なんと! 噴水の中から女神が現れたのだ!
頭に金のティアラを付け、たなびくブロンドに碧い瞳、白い衣を纏い金銀鉄の三本の斧を持っている。
「あー! 女神さま! ありがとうちょび!」
「そなたが落としたのは、どの斧ですか?」
女神がニッコリと美しい笑顔をつくり、チョビに尋ねた。
「金! ゴールド! 黄金に輝く金の斧に間違いないちょびー!」
チョビはすかさず答えた。
「どの斧じゃ?」
「金の斧だちょび」
「どれじゃ?」
「金の斧……」
「どの……」
「金……」
女神は微笑み、そして。
「わらわは正直者だけが好きです……」
そう言うと、噴水に消えていった。
ブクブクブクブク。
――あとに残るは、水の泡のみ。
「ちょっと! 女神! どうぼう! 返せー! 戻せー!」
チョビは噴水の脇に身を乗り出し、水の中へ向かって思いきり叫んだ!
だが、何も起こらない!
「どうしたらいいんだちょび……」
チョビは頭を抱えてしまった。
「チョビ殿……おれの鉄の斧を投げ入れてみましょうか?」
ケンシロウがそう提案した。
「おお! ケンちゃん、グッドアイディーア! お願いします!」
バッシャーアアアアンッ!
ケンシロウが鉄の斧を噴水に投げ入れた。
ブクブクブクブク。
また、水面に泡が立ちはじめた!
「ヤッター! 今度こそ、金の斧を返してもらうぞ!」
さきほどの女神が現れた。また、3本の斧を持っている。
「そなたが落としたのは、どの斧ですか?」
女神がニッコリ笑って質問してきた。
「鉄の斧です」
ケンシロウが答えた。
「あーっ! ケンちゃん! ダメだってば!」
「よろしい。鉄の斧を返してあげましょう。正直者は大好きです。褒美にこの銀の鍵をあげましょう! ごきげんよう!」
女神は、ケンシロウの落とした鉄の斧と銀の鍵を噴水のへりに置くと、満面の笑みを称えながらブクブクと水の中へもどっていった。
めでたし、めでたし。
「……じゃないだろちょびー! おのれー女神めっ! このパターンで皆から金目のモノを巻き上げているな! あんなの女神じゃない! 魔女だ! 悪魔の使い! 成敗してくれるわ! 水よ~、枯れろ~、ちょびちょび……」
「チョビ殿! 待て!」
「だって……」
「銀の鍵が手に入ったじゃないか? おれは元々、斧ではなく弓の使い手だ。この鉄の斧を売り、弓矢とチョビ殿には食べ物を買ってやろう。おれは食べなくても生きていける不死の身だ。金は要らない」
「ケンちゃん……なんて良いお人だちょび。そうですね……元々は金の斧はこの城の物。チョビは欲が深すぎましたちょび。反省するちょび。ケンちゃんは賢人だ! では、お言葉に甘えてケンちゃんの斧で食事をするちょび。この鍵はいつものようにチョビのチェーンに付けるちょび!」
チョビは、噴水のヘリに置かれた銀の鍵を手に取り、自分のネックレスのコレクションに加えた。チェーンに銀の鍵を通したとたん! あれよあれよという間に、星型のペンダントトップが輝きはじめた!

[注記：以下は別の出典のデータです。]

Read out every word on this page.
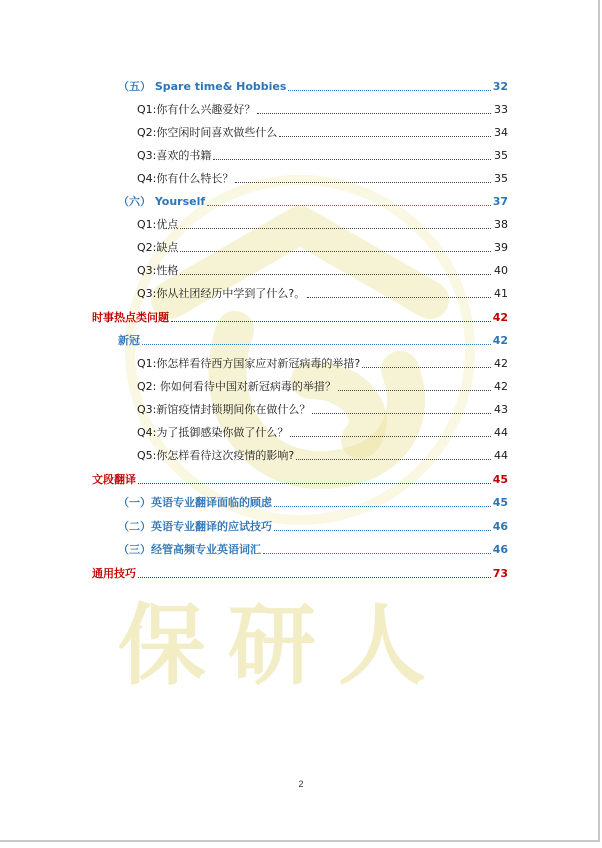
保研人
（五） Spare time& Hobbies	32
Q1:你有什么兴趣爱好？	33
Q2:你空闲时间喜欢做些什么	34
Q3:喜欢的书籍	35
Q4:你有什么特长？	35
（六） Yourself	37
Q1:优点	38
Q2:缺点	39
Q3:性格	40
Q3:你从社团经历中学到了什么?。	41
时事热点类问题	42
新冠	42
Q1:你怎样看待西方国家应对新冠病毒的举措?	42
Q2: 你如何看待中国对新冠病毒的举措？	42
Q3:新馆疫情封锁期间你在做什么？	43
Q4:为了抵御感染你做了什么？	44
Q5:你怎样看待这次疫情的影响?	44
文段翻译	45
（一）英语专业翻译面临的顾虑	45
（二）英语专业翻译的应试技巧	46
（三）经管高频专业英语词汇	46
通用技巧	73
2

「んっ? なんだこりゃ? 星が光り出したちょびー!」
「なに? どうしたんだ!」
――そして。
「ワアアアアッ!」
「助けてくれちょびーっ!」
ヒューウウウウッ! ドッカアアアアーンンンンッ! グワッシャアアアアッ!
空から何かが落ちてきて、チョビたちの前で大爆発を起こした!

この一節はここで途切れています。